Just as caterpillars transform into butterflies, a corner of Trevose Day School and Neshaminy Montessori has blossomed into a beautiful habitat for local pollinators.
The creation of our brand new Butterfly Garden was a labor of love spearheaded by Helene Hines, Educational Director and Head Directress of Neshaminy Montessori. Together with twenty-four children from our Young Explorers and Adventure Camp, the group researched, planted, and tenderly cared for a blossom-filled haven that will provide safety, nourishment and shelter for the Monarch Butterfly and all of its winged insect friends. (To read about our Butterfly Garden in the Midweek Wire, click here!)
“The population of the Monarch Butterfly has been steadily decreasing in direct proportion to the housing development in the eastern part of the United States,” says Hines, who fell in love with gardening as a child while exploring nature with her father.
“Open areas full of milkweed and other wild plants have decreased in number, and this was the breeding ground of the Monarchs. The children and I took the butterfly pledge to help repopulate the Monarch Butterfly in our area.”
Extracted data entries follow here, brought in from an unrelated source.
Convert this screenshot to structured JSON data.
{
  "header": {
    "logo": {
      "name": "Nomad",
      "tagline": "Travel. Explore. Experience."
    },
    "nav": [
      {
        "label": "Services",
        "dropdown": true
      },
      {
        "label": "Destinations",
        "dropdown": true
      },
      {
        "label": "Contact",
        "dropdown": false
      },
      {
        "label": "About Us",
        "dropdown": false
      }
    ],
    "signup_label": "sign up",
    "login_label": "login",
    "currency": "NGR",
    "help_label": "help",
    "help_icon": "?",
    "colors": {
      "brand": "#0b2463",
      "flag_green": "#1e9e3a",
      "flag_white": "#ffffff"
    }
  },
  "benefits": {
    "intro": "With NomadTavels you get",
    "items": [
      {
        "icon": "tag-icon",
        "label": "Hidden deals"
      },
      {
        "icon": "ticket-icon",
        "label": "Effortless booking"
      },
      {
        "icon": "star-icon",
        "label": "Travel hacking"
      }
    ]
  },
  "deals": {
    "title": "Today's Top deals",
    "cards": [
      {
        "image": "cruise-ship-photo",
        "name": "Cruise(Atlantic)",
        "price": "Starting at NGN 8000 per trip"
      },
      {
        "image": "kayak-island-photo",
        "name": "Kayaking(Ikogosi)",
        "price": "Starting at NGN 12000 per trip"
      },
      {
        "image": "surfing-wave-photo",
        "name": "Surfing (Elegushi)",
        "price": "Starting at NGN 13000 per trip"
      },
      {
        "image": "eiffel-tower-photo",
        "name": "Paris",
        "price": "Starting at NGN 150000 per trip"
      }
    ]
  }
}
With support, guidelines and seeds from the National Wildlife Federation, our team got swiftly to work. Together they learned about the lifecycle of plants and trees and the vital role of pollinators like bees and butterflies in the circle of life. Then, they tapped their inner gardeners by growing plants from seed, weeding and watering like pros, and tending to each plant with lots of love and care.
In order to become a certified wildlife habitat, our garden must fill all of the needs of the Monarch and other butterflies. To do so, we strategically planted a range of plants and flowers to provide food and shelter — most importantly milkweed, which is the host plant of the Monarch caterpillar, along with blooms including butterfly bushes, coneflowers, rudbeckia, coreopsis, lantana and Verbena. The children crafted shallow butterfly water dishes and we added big rocks to provide the perfect spot for our insect VIPs to lounge in the sun.
“To eliminate one species is to upset the natural balance in our environment,” says Mrs. Hines who, along with the children, looks forward to welcoming Monarchs and other pollinator friends in the months and years to come. “The children are learning that no matter how small, each creature has a place in our environment.”